The Chocolate War by Robert Cormier
Now considered one of the best young adult novels of all time, The Chocolate War tells the story of Jerry Renault, a teenager who attends Trinity School, a fictional Catholic high school where he struggles with teenage angst and a secret society of teenage pranksters known as the Vigils. Because of Jerry’s sexual ponderings, this book is often challenged.
            When the book was released in 1974, The New York Times wrote, “The Chocolate War is masterfully structured and rich in theme; the action is well crafted, well timed, suspenseful; complex ideas develop and unfold with clarity.”
To Kill a Mockingbird by Harper Lee
            To Kill A Mockingbird was the only book that the reclusive Harper Lee ever published, but she captured a complex era in the Deep South of racial inequality and poverty. Every teenager should read the story of Scout Finch, her brother, Jem, and their widowed father, Atticus, during the Great Depression in Maycomb, Ala.
            First published in 1960, the book received the Pulitzer Prize for Fiction in 1961 but has often been banned because of its plot concerning a black man accused of raping a white woman.  The book is a perennially challenged classic also because of racial slurs, profanity and other controversial content.
            Published in 2007, Sherman Alexie’s The Absolutely True Diary of a Part-Time Indian was quickly challenged because of its content—alcohol, bullying, poverty, sex, and profanity.
The novel tells the story of Arnold Spirit, Jr., a promising cartoonist and a Native American teenager, who lives on the Spokane Indian Reservation and his decision to attend an all-white, public, off-reservation high school. The novel contains 65 comic illustrations that intertwine with the plot centering on Arnold as he straddles his two lives: dealing with the school’s rich bullying white students and his family’s poverty on the reservation.

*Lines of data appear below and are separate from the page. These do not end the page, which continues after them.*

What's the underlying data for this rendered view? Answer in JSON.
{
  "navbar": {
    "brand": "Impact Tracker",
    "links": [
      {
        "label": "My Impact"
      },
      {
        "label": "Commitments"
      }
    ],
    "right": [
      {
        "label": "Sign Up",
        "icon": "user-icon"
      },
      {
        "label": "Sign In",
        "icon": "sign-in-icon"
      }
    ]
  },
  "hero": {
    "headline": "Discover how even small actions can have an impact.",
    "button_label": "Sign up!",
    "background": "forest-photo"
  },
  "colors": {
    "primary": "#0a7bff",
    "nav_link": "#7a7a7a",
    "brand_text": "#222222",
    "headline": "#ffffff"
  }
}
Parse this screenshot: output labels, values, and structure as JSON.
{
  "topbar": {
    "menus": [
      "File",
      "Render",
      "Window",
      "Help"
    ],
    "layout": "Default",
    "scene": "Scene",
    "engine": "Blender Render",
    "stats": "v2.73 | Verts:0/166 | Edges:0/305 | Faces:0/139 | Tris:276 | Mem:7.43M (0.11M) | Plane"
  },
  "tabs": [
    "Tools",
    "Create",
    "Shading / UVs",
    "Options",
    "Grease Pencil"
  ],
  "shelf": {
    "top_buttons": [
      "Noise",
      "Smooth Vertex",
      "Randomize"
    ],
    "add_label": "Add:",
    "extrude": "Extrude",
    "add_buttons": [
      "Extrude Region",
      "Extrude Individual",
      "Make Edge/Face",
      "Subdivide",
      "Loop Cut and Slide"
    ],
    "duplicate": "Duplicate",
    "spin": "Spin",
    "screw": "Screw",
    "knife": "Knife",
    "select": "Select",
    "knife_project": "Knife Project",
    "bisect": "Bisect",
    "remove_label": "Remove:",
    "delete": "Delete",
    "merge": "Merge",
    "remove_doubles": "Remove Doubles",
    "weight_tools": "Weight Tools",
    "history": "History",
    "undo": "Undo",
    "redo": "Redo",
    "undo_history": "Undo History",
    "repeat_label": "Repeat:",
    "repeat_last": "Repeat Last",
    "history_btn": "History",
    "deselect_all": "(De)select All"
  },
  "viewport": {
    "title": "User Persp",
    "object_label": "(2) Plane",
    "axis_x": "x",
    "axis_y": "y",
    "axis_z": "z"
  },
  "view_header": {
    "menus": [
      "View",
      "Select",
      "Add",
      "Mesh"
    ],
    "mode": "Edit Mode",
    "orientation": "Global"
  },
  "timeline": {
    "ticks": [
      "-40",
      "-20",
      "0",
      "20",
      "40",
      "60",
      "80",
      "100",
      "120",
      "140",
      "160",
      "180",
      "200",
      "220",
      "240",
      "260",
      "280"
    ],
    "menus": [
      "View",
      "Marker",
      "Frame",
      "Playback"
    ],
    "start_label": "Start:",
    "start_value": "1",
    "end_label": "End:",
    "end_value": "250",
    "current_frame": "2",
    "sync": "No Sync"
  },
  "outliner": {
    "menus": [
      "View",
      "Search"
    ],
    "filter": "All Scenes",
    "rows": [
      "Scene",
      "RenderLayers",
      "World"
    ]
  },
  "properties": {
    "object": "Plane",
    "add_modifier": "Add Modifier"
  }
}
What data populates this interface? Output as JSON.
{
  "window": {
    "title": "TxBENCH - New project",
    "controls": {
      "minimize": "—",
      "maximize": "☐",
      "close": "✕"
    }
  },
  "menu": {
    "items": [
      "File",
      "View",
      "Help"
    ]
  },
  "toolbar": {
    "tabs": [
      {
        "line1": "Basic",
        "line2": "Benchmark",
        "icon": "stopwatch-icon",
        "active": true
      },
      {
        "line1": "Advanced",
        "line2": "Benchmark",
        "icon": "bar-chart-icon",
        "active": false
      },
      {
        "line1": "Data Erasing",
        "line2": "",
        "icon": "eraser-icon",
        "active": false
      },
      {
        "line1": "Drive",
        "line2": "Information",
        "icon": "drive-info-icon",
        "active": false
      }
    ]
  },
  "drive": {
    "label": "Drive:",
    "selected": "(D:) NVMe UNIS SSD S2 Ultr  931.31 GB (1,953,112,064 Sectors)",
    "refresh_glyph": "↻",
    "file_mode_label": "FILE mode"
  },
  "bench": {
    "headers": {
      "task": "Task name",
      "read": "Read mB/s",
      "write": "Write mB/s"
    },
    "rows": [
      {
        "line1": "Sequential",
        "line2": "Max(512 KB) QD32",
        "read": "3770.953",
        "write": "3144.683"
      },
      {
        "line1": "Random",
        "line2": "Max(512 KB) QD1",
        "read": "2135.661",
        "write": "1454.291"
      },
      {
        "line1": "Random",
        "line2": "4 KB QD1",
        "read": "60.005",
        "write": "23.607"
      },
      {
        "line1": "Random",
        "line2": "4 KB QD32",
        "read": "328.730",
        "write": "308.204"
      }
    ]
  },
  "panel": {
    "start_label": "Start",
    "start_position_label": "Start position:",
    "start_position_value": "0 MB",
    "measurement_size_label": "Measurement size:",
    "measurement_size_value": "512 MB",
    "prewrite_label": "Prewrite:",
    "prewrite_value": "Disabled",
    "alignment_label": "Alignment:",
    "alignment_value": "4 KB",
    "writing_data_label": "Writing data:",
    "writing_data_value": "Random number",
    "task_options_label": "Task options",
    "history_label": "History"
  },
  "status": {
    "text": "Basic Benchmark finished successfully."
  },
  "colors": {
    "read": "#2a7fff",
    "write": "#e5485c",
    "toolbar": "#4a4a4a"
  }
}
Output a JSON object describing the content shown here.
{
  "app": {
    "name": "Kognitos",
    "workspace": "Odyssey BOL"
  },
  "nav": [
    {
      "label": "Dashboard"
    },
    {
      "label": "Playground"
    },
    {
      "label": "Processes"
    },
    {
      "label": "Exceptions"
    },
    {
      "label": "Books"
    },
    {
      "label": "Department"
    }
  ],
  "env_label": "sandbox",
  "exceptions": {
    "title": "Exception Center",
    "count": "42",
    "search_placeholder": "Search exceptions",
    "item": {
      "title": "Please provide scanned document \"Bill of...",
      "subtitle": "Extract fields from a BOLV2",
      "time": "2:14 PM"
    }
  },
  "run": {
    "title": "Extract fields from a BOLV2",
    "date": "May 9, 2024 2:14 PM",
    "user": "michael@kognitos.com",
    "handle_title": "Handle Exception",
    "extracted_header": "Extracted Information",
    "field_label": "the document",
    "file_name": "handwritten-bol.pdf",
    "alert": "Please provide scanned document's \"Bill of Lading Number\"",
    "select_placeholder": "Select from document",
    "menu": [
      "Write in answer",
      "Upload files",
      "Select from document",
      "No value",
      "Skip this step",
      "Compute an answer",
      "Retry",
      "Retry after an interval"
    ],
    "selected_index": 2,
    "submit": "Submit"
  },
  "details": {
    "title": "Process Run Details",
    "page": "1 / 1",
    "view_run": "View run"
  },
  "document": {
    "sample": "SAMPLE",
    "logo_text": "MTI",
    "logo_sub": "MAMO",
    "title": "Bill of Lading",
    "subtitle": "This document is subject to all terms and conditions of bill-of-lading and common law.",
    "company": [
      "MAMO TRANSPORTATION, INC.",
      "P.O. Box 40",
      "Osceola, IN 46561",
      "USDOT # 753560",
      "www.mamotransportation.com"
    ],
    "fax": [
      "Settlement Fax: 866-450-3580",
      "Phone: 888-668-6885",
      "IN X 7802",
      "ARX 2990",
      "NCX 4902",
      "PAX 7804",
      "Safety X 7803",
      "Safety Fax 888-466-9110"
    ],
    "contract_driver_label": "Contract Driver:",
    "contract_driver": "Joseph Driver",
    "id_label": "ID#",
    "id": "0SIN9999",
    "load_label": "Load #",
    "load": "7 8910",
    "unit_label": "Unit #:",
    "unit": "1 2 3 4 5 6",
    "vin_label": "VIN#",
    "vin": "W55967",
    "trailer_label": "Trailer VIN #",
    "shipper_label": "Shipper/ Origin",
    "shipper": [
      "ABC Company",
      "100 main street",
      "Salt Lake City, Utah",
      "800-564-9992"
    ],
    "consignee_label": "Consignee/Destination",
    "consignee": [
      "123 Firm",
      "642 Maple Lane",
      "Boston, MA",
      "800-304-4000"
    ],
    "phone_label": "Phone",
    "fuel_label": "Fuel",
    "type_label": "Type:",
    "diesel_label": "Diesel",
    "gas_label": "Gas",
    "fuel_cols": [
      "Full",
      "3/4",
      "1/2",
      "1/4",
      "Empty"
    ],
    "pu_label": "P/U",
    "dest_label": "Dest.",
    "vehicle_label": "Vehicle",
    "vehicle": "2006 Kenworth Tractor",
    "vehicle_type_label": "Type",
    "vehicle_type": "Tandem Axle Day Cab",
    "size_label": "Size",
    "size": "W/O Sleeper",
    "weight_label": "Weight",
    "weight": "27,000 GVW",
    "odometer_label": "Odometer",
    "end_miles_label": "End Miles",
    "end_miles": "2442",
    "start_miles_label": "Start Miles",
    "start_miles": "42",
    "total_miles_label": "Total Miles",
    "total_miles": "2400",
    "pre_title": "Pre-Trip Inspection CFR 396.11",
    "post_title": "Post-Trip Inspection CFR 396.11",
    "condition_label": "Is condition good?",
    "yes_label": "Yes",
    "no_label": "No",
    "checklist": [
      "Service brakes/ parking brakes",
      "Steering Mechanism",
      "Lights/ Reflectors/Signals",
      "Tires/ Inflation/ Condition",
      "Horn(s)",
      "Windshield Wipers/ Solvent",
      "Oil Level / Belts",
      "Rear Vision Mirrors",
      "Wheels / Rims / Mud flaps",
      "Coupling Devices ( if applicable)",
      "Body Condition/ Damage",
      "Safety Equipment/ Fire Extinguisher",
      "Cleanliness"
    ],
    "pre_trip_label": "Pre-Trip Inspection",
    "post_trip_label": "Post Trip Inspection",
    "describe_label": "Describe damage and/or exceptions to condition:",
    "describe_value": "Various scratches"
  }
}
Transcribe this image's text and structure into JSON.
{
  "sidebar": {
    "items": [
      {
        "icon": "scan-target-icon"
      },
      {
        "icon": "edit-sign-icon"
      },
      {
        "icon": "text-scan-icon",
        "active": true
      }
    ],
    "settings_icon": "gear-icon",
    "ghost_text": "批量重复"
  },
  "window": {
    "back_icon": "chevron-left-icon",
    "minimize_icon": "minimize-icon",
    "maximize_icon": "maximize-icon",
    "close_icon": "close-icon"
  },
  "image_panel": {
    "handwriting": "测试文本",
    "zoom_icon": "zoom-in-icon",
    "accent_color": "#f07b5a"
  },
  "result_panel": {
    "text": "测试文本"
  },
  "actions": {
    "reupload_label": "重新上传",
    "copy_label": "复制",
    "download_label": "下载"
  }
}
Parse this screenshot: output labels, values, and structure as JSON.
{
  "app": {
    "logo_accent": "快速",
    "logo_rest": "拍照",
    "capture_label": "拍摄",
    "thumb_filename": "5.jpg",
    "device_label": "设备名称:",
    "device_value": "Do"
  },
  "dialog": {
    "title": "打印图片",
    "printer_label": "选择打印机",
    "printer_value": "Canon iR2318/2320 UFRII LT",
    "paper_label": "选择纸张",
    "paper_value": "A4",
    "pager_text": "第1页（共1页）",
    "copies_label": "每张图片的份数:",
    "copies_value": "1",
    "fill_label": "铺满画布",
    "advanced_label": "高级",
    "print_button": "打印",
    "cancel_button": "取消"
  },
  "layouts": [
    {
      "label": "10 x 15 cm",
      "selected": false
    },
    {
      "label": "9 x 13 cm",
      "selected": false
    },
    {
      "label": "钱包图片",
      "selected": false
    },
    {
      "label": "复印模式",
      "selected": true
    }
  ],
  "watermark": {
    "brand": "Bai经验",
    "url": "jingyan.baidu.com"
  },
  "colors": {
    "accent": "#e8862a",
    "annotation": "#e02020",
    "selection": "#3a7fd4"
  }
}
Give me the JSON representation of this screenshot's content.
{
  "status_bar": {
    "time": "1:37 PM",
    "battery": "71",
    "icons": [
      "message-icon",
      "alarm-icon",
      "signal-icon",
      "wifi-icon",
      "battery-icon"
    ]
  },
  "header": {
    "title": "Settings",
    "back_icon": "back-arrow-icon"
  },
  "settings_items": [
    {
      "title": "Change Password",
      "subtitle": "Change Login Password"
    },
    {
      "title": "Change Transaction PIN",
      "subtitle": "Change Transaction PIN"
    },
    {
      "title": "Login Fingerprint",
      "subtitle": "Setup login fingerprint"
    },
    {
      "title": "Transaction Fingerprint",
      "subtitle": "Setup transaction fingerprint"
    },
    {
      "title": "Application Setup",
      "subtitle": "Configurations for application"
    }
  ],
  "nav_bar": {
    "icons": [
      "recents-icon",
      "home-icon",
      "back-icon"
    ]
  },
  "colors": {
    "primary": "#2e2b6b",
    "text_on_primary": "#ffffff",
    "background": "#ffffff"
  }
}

The Color of Earth by Dong Hwa Kim
            A beautiful black-and-white graphic novel, The Color of Earth is the first in a trilogy about a girl named Ehwa coming of age in rural Korea during the 19th century. Dong Hwa Kim, a male writer, superbly captures the life of a teenage girl and her trials and tribulations with boys and her body in this Korean manwha, or comic book. The two other books in the series, The Color of Water and The Color of Heaven, are equally as compelling.
            In 2010 The Color of Earth was the second most challenged book on grounds of its sexual content, nudity, and suitability for age group. Calisa Brill, senior editor at First Second Books, which published the series, says, “These books are about what it means to grow up—and it’s impossible to have that conversation honestly without dealing with love, and sex.”